Today marks the 47th anniversary of the Stonewall Riots, which have long been considered the beginning of the modern LGBT movement. In fact, the U.S. celebrates Pride Month in June to pay tribute to this historic event.

In the 1960s, the political climate and restrictive laws prevented LGBT people from living authentically. Then as well as now, bars were a place where LGBT people sought solace, and the Stonewall Inn in New York City’s Greenwich Village was no exception. During this time, the police would frequently storm gay bars, forcing all patrons to show ID, and harassing or even arresting people who were simply trying to express themselves freely. Police would check whether or not men were wearing “men’s” clothing and women were wearing “women’s” clothing. The Stonewall Inn was no exception.

However, when the police raided the bar on this day in 1969, the people at the Stonewall Inn fought back. A riot broke out.  Transgender and gender non-conforming people led the charge against the police. Although the exact identity of the person who started the riots is lost to history, we know that trans women, especially trans women of color, played a central role in the resistance. Marsha P. Johnson and Sylvia Rivera are two of the best-known activists who fought in the Stonewall riots. Together they founded the Street Transvestite Action Revolutionaries (STAR) and opened a home for homeless transgender youth. They paved the way for future advocates.
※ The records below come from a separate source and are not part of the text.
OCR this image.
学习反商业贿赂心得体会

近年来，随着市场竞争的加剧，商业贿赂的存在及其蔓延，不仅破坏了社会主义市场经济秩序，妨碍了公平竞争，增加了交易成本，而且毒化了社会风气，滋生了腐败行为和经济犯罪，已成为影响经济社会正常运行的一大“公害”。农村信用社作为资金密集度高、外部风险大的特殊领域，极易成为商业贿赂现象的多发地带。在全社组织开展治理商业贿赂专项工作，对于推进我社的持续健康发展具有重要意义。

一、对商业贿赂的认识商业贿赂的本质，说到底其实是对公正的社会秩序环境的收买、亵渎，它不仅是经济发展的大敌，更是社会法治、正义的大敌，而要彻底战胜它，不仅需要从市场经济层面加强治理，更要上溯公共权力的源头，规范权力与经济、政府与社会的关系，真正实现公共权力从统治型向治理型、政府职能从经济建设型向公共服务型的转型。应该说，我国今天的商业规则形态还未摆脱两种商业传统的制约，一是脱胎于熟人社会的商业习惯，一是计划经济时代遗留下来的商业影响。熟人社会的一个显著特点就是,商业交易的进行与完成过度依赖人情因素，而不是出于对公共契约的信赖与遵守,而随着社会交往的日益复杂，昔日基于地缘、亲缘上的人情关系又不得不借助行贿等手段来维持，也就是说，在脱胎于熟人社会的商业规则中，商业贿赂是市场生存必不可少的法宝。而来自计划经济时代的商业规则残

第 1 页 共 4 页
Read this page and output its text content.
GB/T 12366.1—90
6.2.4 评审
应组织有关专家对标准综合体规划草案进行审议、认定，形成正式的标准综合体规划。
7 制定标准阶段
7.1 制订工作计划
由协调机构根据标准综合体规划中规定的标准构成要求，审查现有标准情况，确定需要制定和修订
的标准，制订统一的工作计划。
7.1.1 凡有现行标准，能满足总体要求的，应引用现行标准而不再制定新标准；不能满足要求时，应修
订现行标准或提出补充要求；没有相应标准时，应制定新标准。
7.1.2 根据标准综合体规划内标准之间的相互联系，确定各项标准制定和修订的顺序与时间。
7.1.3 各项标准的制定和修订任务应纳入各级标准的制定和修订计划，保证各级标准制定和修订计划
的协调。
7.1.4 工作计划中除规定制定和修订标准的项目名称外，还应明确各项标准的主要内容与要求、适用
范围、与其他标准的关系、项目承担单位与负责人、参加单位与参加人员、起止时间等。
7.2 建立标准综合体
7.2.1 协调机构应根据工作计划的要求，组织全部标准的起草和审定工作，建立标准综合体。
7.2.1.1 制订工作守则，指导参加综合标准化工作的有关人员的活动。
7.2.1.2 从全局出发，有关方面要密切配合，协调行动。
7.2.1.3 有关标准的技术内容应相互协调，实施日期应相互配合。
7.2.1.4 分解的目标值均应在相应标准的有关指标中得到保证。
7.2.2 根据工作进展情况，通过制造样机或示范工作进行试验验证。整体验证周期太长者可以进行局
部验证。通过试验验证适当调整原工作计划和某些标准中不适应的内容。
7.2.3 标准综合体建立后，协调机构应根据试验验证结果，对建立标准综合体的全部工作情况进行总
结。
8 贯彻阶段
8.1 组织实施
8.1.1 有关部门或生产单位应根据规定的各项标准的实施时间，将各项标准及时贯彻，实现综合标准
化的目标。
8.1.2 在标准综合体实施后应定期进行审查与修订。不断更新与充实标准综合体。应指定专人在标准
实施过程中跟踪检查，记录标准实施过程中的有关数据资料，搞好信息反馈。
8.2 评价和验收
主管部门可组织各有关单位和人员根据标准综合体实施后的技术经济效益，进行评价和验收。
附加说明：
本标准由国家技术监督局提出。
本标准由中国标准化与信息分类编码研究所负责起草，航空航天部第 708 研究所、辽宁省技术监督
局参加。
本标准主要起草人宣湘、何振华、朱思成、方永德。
Though this was not the first time the LGBT community rioted against the police, the press in New York City and across the country covered the struggle that night, launching LGBT issues into the national dialogue.

Today, NCTE remembers and celebrates the trans leaders at Stonewall who helped to launch the LGBT movement, paving the way for organizations like NCTE and many others to advocate for a better future for transgender people.